I used the following to remove /n
ls -ltr /home/rameshch/bhanu/*.xls | awk '{print $9}' |cut -d'/' -f5 | tr -d'\n'
it is erroring out. Can any one please help?
agama
October 4, 2010, 9:28pm
2
In awk, the print
command will always add a newline, use printf()
instead.
ls | awk ' { printf( "%s ", $NF ) } END { printf( "\n" ); }'
Also, you can 'cut' away the path with a simple sub()

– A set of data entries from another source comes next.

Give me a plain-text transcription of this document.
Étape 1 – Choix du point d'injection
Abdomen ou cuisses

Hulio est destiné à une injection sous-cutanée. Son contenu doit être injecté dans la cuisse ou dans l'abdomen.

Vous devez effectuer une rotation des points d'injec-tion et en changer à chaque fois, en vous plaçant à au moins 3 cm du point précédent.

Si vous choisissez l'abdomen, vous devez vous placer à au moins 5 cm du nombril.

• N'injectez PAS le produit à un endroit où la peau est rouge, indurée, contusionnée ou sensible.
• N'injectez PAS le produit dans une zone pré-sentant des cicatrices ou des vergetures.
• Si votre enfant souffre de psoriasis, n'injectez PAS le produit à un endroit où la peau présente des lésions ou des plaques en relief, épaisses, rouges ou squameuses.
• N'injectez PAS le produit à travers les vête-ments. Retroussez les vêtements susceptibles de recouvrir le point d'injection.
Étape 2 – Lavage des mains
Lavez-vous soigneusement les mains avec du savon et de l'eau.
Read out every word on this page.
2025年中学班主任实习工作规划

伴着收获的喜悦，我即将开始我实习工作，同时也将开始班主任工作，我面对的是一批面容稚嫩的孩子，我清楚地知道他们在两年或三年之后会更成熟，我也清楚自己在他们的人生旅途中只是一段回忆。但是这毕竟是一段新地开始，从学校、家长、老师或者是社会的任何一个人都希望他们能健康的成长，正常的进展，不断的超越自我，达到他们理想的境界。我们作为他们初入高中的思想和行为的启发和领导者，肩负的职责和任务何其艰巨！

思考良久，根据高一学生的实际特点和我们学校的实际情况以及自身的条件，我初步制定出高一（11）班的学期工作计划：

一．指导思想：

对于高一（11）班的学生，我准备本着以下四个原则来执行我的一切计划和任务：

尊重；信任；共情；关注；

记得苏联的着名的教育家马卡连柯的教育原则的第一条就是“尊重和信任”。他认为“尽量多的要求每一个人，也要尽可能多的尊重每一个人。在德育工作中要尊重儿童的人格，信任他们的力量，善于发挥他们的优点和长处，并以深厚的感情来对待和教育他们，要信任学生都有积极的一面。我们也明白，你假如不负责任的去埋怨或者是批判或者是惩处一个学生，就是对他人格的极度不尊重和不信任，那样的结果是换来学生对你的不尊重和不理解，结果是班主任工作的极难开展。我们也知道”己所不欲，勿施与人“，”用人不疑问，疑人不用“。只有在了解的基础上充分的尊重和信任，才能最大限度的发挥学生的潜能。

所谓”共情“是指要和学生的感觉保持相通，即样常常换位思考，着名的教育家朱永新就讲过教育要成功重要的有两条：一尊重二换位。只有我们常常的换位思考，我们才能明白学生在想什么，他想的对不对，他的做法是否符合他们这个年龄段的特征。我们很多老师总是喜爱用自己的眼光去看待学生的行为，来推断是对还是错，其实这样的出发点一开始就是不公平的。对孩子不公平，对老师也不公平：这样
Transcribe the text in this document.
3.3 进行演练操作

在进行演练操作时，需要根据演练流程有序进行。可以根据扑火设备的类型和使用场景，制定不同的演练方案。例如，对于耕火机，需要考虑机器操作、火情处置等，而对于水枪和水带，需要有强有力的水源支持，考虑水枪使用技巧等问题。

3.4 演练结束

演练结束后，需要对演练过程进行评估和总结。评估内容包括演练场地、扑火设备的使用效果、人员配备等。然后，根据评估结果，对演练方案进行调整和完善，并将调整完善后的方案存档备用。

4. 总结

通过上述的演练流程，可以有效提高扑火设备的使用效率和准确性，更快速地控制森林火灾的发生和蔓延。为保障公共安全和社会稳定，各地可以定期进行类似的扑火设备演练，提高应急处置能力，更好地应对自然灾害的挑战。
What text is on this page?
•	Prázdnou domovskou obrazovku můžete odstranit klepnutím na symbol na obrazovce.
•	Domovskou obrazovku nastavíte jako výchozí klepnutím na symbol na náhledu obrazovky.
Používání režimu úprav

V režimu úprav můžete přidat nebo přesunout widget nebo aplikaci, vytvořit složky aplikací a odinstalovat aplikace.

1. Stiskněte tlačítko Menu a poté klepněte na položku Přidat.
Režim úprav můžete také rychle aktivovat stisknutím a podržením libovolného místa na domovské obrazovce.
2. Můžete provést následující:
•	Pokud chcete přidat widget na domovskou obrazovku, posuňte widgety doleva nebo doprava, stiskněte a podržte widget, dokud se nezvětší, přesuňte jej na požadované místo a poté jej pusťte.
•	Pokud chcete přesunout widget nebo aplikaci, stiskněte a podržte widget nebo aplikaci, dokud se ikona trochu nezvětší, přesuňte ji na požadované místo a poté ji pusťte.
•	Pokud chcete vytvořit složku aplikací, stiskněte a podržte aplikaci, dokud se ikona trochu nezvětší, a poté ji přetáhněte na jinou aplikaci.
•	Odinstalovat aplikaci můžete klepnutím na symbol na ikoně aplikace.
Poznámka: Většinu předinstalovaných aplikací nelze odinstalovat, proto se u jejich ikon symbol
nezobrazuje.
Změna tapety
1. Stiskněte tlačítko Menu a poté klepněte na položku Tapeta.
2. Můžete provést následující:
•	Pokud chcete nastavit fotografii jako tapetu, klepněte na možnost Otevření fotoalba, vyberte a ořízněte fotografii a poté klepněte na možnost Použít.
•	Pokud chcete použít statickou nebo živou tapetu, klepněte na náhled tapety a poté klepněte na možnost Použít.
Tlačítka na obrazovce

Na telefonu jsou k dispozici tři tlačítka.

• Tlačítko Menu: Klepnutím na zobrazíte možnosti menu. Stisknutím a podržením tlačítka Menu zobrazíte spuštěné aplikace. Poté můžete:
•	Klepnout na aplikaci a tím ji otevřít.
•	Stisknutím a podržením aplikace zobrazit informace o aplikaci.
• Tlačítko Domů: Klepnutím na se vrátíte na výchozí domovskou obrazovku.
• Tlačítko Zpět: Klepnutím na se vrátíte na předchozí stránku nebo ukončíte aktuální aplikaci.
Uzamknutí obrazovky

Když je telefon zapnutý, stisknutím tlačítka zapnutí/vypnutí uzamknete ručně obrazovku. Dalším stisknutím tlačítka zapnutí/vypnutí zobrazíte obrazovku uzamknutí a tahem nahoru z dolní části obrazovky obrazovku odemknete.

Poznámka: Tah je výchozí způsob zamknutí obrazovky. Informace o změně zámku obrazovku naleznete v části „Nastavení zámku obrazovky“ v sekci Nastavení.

function call in the awk rather than adding the extra overhead required by using cut.
sub( ".*/", "", $NF );
Raamc
October 4, 2010, 9:38pm
3
Hi Agama,
Thank you very much, that worked.
I need one more small clue, I got the output like this
/home/RAAM/work/test1.xls /home/RAAM/work/test2.xls
I need to get only filenames with out directory structure, can you please help.
Thank you very much for quick response.
--Thanks,
--Raam.
Or just use the shell wildcard expansion
FILES=$( cd /home/RAAM/work/ ; echo *.xls )
or simply the following if you dont need files in a variable
( cd /home/RAAM/work/ ; echo *.xls )
1 Like
Updated from Agama's code, that you need understand the FS (field separator) in awk.
awk -F \/ '{ printf( "%s ", $NF ) } END { printf( "\n" ); }'
but Chubler_XL's code is more simple.
Raamc
October 4, 2010, 10:22pm
6
Thank you all,
It is working as it is required.
Appreciate your help.
--Thanks
--Raam
fubaya
October 4, 2010, 11:08pm
7
For what it's worth, I think the error in this attempt was simply that tr -d'\n' needs a space after the d.
(my ls -ltr only gives 8 columns so im using awk '{print $8}' )
# ls -ltr *.xls | awk '{print $8}' |cut -d'/' -f5 | tr -d'\n'
tr: invalid option -- '\'
Try `tr --help' for more information.
# ls -ltr *.xls | awk '{print $8}' |cut -d'/' -f5 | tr -d '\n'
test3.xlstest2.xlstest1.xls#
With the space, it doesn't error, but it shows that you'd need to use tr '\n' ' ' to replace newlines with a space instead of just deleting newlines. Of course "echo *.xls" is much more elegant, but I think your only trouble was that one little space.